The resignation of Peter Watt may not be the final twist in the story of the van driver and the property developer's secretary who became the third-biggest donors to the Labour Party.
Ray Ruddick, 55, who lives in a former council house in Newcastle, and Janet Kidd, 56, of Gateshead, are also listed as the unlikely directors of a property company called Durham Green Developments, which stands to make a fortune after winning consent for a vast business park near Durham.
It emerged yesterday that David Abrahams, the publicity-shy developer who asked Ms Kidd and Mr Ruddick to donate his £600,000 to Labour, is also behind the planning application.
A spokesman for Durham City Council confirmed that Mr Abrahams was directly involved in the negotiations – but had used the name David Martin.
Mr Abrahams' full name is David Martin Abrahams but he is known to use "David Martin" in business dealings at the request of his late father.
"It has always been David Martin dealing with the planning department," said the council spokesman. "He goes by two names."
A former Labour politician who has known Mr Abrahams since he was a teenager yesterday called him "something of a Walter Mitty". Others who know him say he is eccentric, reclusive and generous in his donations to charity.
Official records appear to show he was born in Newcastle in 1944, although Mr Abrahams says he was born in 1954.
He initially made his living as a private landlord, known to his tenants as David Martin, but, as the son of a former Lord Mayor of Newcastle, he also had an eye on a career in politics.
He followed his parents, Bennie and Marion, onto Tyne and Wear Metropolitan County Council, but lost his seat in 1981.
His father died in 1990, and a year later Mr Abrahams won the nomination as Labour's candidate to run against William Hague in the North Yorkshire constituency of Richmond.
But he was dumped when it was revealed that a woman and young boy who had accompanied him to the selection meeting were not his wife and son, as he had claimed.
In fact he was not married at all, and the woman, a blonde divorcee called Anthea Bailey, later went to a regional newspaper saying that she and her 11-year-old son had gone along to the meeting withMr Abrahams to "boost his image".
She had agreed to get engaged to him as "a business arrangement" so he could "create the right impression" at the selection meeting and in discussions with the local party chairman, she said. Mr Abrahams had also told the panel he was 41, when he was 46, and that he was an administrator, when he was really a wealty North-east property developer going under a different name.
Mr Abrahams survived the deselection meeting by one vote, upon which his agent, press officer, chairman, two vice-chairmen, treasurer and secretary resigned in protest. He was finally deselected in a second vote.
He stood again in the mid-1990s for selection as Labour candidate for Wansbeck, a safe seat, but did not get through.
Durham Green Developments was given the go-ahead to build a 540-acre park near junction 61 of the A1 at Bowburn, south of Durham city, which could create more than 5,000 jobs.

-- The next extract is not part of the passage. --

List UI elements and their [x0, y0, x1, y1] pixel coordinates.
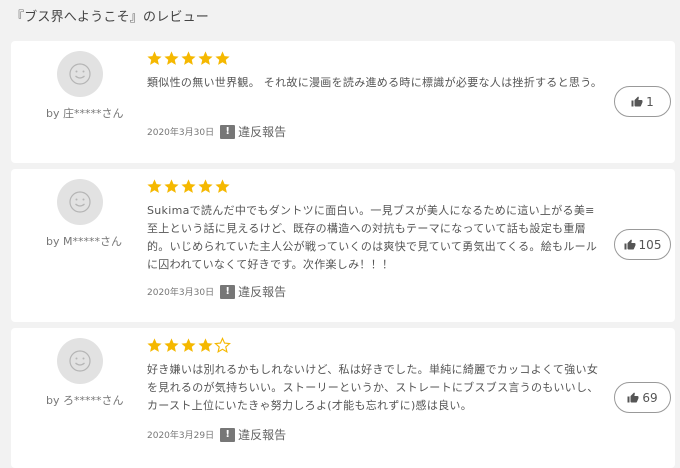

The granting of consent was delayed by an order from the Highways Agency in 2004 amid fears the project would increase congestion. Durham City Council's spokesman added: "It could make a fortune. It is on prime land. The planning application was initially turned down when it was submitted in 2004 because of insufficient road access to the A1.
"The first phase of the plans for 500,000sq ft of office space has been completed and plans for the second major phase are due to be submitted before Christmas. It's very important for the local economy."
There is no suggestion that Mr Abrahams' donations to Labour were linked to the planning approval. A newspaper report at the time described Mr Ruddick as a "site co-ordinator" for Durham Green Developments. He reportedly told the Newcastle Journal: "It has taken us two years of negotiating ... to get through the planning stage.
"I understand the issue of congestion needs to be looked at carefully when a new development is put forward but it needs to be done sensibly.
"If developments such as our business park are blocked, the region as a whole will suffer."